You're at Rio, eloquently moaning over the dead coral
reefs. You're at the WTO and you brought a rational
argument. You're cataloging landmines in the Balkans or
Kashmir, you're logging-on in Alternet and Indymedia,
you're the daring token feminist at the Kabul loya
Then, in that classic wonk moment, you pull your
Global Civil Society Designer Laptop from your ballistic-
nylon shoulder bag and you boot it up. "Whoa!" is the
instant response from a stunned and impressed public.
"Where'd you get that?"
"Oh, this? We've all got these now! They're
That's our conceptual victory condition. Now here are
some operational details.
I will not be judging this design contest. I am judging another design contest run by somebody else.
Instead, there is a Special Guest Judge for this highly global Viridian Contest. Her decision is, of course, globally final. She is:HBR>
Dr. Mary Kaldor, C.B.E.,
Dr. Kaldor literally wrote the yearbook on "Global Civil Society." Better yet, Dr. Kaldor agrees with me that she needs a much cooler and more appropriate computer.
Note these typical Dr. Mary Kaldor stomping grounds: Helsinki Citizens Assembly, Kosovo Commission, documenting the arms trade, "organized violence in a global context," etc etc.
I ran into Mary Kaldor at a conference called "Technologies of Anti/Counter/Terrorism." Mary Kaldor is certainly the most globally with-it Commander of the British Empire that I have ever met. If there's such a thing as global civil society, well, here she is. Viridian designers, knock yourselves out.
THE CONTEST PRIZE
In our last Viridian contest, the "Enron Logo" contest, the winner received 100 shares of Enron stock. That's now worth, I dunno, literally less than the paper it's printed on, but at least it's a collector's item.

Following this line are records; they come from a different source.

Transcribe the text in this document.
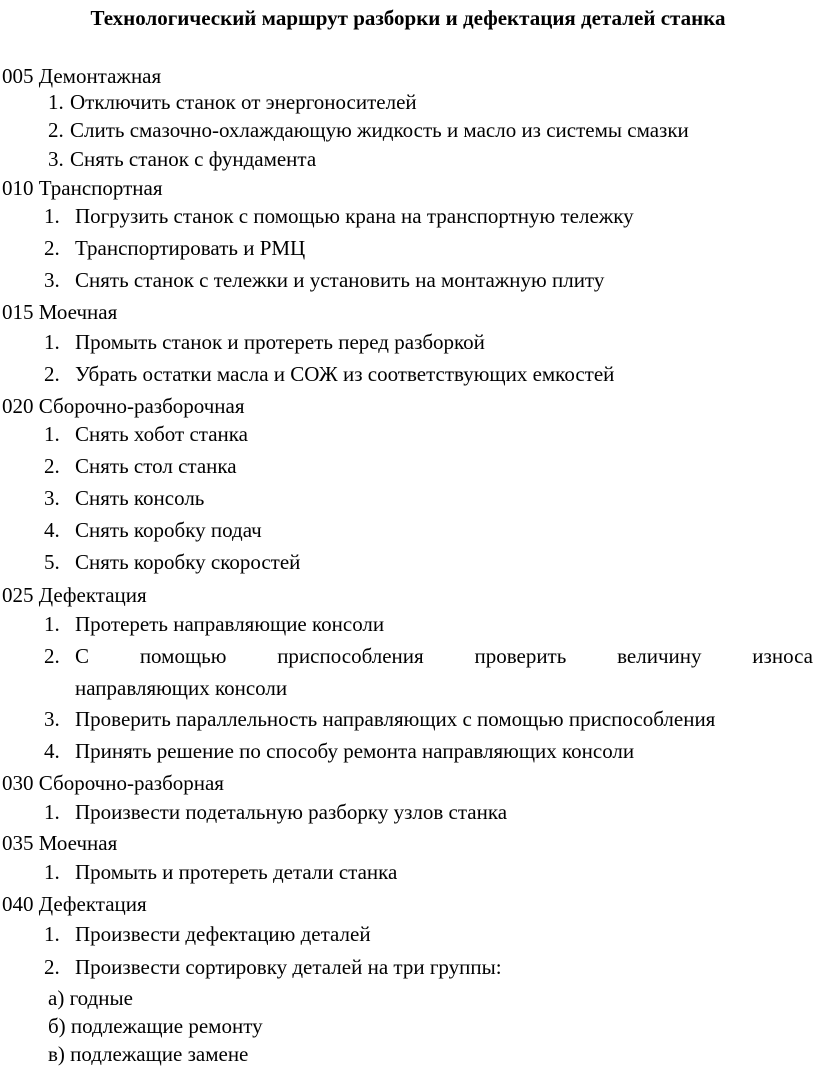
Технологический маршрут разборки и дефектация деталей станка
005 Демонтажная
1. Отключить станок от энергоносителей
2. Слить смазочно-охлаждающую жидкость и масло из системы смазки
3. Снять станок с фундамента
010 Транспортная
1. Погрузить станок с помощью крана на транспортную тележку
2. Транспортировать и РМЦ
3. Снять станок с тележки и установить на монтажную плиту
015 Моечная
1. Промыть станок и протереть перед разборкой
2. Убрать остатки масла и СОЖ из соответствующих емкостей
020 Сборочно-разборочная
1. Снять хобот станка
2. Снять стол станка
3. Снять консоль
4. Снять коробку подач
5. Снять коробку скоростей
025 Дефектация
1. Протереть направляющие консоли
2. С помощью приспособления проверить величину износа
направляющих консоли
3. Проверить параллельность направляющих с помощью приспособления
4. Принять решение по способу ремонта направляющих консоли
030 Сборочно-разборная
1. Произвести подетальную разборку узлов станка
035 Моечная
1. Промыть и протереть детали станка
040 Дефектация
1. Произвести дефектацию деталей
2. Произвести сортировку деталей на три группы:
а) годные
б) подлежащие ремонту
в) подлежащие замене
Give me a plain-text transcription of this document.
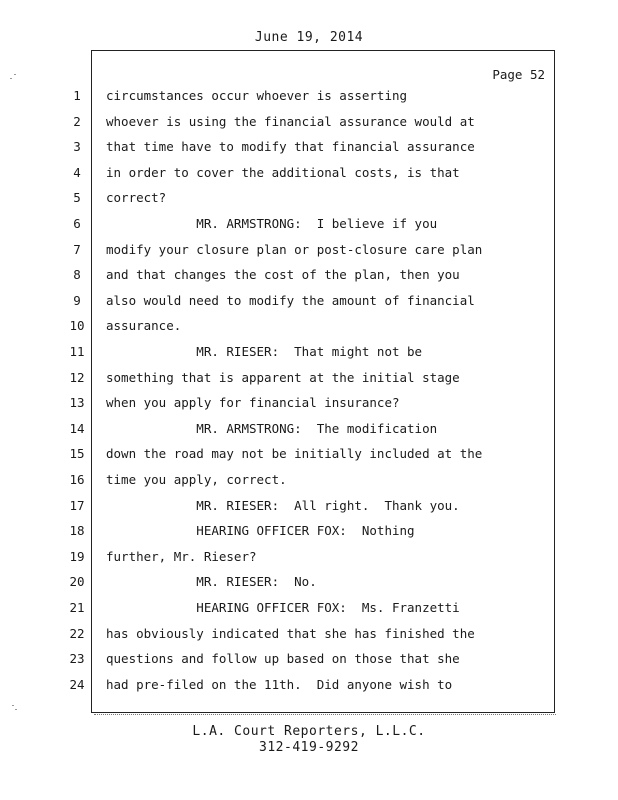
June 19, 2014
Page 52
1	circumstances occur whoever is asserting
2	whoever is using the financial assurance would at
3	that time have to modify that financial assurance
4	in order to cover the additional costs, is that
5	correct?
6	MR. ARMSTRONG:  I believe if you
7	modify your closure plan or post-closure care plan
8	and that changes the cost of the plan, then you
9	also would need to modify the amount of financial
10	assurance.
11	MR. RIESER:  That might not be
12	something that is apparent at the initial stage
13	when you apply for financial insurance?
14	MR. ARMSTRONG:  The modification
15	down the road may not be initially included at the
16	time you apply, correct.
17	MR. RIESER:  All right.  Thank you.
18	HEARING OFFICER FOX:  Nothing
19	further, Mr. Rieser?
20	MR. RIESER:  No.
21	HEARING OFFICER FOX:  Ms. Franzetti
22	has obviously indicated that she has finished the
23	questions and follow up based on those that she
24	had pre-filed on the 11th.  Did anyone wish to
L.A. Court Reporters, L.L.C.
312-419-9292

That was pretty generous by Viridian standards == but it's nothing compared to this. Because even though the Global Civil Society Design Contest is relentlessly noncommercial, we are upping the Viridian ante by offering, for the first (and probably last) time ever: COLD HARD CASH!!
That's right! The prize is cash! And none of that flaccid, green, American funny-money, either. Instead, it's this season's rapidly escalating, crisp, brand-new, supranational, global-standard currency:
Yes indeed! No fewer than 150 Euros, a staggering one hundred and fifty of 'em! And that's not all! Because if Microsoft (like so many other large American companies) turns out to have some major accounting skeletons in its closet, the value of these Euros could skyrocket overnight.
Furthermore, these Euro bills represent an intriguing state-of-the-art in high-security, trustable, paper-money design. Unlike feeble old dollars, they've got uncopiable color schemes, state-of-the-art security strips and big embedded holograms!
Win this contest and this cash will be mailed
straight to you!
This contest expires August 15, 2002.